The Haight And The Rock And Roll Dream

I just watched a documentary on the History Channel about the Hippies and the Summer Of Love in San Francisco in 1967. It was narrated by actor Peter Coyote who is somewhat famous as having been a hippie. I’ve either seen this doc before, many times, or Peter Coyote narrates ALL of the films about Haight Ashbury.

After I wrote a novel about my late brother’s experiences in the Punk Rock world I went on to write about the people I grew up with and placed the story in the Haight - Ashbury section of San Francisco during the Summer of Love. The book is called The Haight and Skunk Magazine in their review called it “...gritty and real... “ they also said: “...he (meaning me, the author) was there, man...”

I was there, kind of. I actually was in San Francisco but it was in 1968, a year after the infamous Summer Of Love and I was there on vacation with my folks who were taking us to Canada so I could feel comfortable going there in the event I got drafted. I didn’t know that particular reason for that trip until years later and thankfully I never had to deal with the draft as my lottery number was 184 and the military was only drafting up to number fifty that year.

My experience with hippies was with the Southern Californian breed. Along with Haight Ashbury in San Francisco there were large Hippie communities in Hollywood, Venice Beach, Silverlake and the Valley and we caught the Hippie movement directly from the North before it spread across the country and then the world.

So my book, The Haight, is approximately one third actual experiences of either myself or my friends, one third based on stories I had heard or read about the Psychedelic Era over the years and about one third purely made up. It is a novel after all.


Keep in mind that during 1967 I actual was in a psychedelic rock band having been in bands since 1965 and still in grade school. I didn’t take drugs or smoke pot but I burned incense in my room (still do), wore flared blue jeans and Beatle boots, love beads and had long hair and sideburns. I had a Cossack shirt like the one John Lennon wears in Help! as part of my band costume and I wore a beaded Indian headband to keep my long hair out of my eyes during Junior High School gym class. I painted black light posters for my bedroom and made photo college book covers for my school textbooks. I was definitely aware of what was going on up in San Francisco as it was being televised down to us and totally into it. I even burned a strobe candle in my room which I could not stop smoking after I put it out. What a mess.


A mercifully brief sample of my junior high school psychedelic band 

I may have mentioned this before in a post but, hey, I can’t be expected to remember things at this point, but when my parents took me to San Francisco in 1968 I found an old copy of The Oracle, the local Hippie “underground” newspaper. Inside was an article where the author claims he “found a roach on the floor, stepped on it, put it in my pipe and smoked it.” I kept reading that over and over not being able to believe he was saying what he seemed to be saying which was that he actually smoked a cockroach.

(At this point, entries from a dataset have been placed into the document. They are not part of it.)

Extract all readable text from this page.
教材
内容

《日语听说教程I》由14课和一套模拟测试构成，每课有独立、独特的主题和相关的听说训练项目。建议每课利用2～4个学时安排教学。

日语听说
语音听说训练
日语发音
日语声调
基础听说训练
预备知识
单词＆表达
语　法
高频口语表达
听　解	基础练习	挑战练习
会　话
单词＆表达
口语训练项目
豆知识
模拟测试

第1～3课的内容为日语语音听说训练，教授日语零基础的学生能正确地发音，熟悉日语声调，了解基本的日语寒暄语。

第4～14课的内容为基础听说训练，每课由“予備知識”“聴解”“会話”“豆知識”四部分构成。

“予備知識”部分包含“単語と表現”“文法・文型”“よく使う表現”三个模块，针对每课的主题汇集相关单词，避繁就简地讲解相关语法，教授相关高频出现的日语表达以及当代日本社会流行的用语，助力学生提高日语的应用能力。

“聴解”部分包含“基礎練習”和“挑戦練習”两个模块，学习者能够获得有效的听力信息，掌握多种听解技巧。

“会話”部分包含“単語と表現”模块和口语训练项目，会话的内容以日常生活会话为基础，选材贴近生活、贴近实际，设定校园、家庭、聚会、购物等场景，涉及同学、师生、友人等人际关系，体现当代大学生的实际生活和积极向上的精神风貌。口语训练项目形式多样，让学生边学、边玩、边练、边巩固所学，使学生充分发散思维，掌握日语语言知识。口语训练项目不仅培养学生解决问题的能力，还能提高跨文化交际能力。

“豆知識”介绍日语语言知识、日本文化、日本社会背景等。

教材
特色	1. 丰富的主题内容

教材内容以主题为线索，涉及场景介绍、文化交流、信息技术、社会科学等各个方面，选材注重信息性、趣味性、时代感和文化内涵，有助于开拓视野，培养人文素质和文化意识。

In the same issue there was an article on “legal highs” such as smoking a banana peel, corn silk or Lipton’s Tea so maybe these hippies really would smoke an insect. Of course I eventually learned the lingo and understood what he really meant. 


My junior high school era psychedelic poster

The whole era still holds quite a bit of fascination for me. I find it an extremely romantic time period and like most romances it didn’t end well but tragedy is an essential part of romance.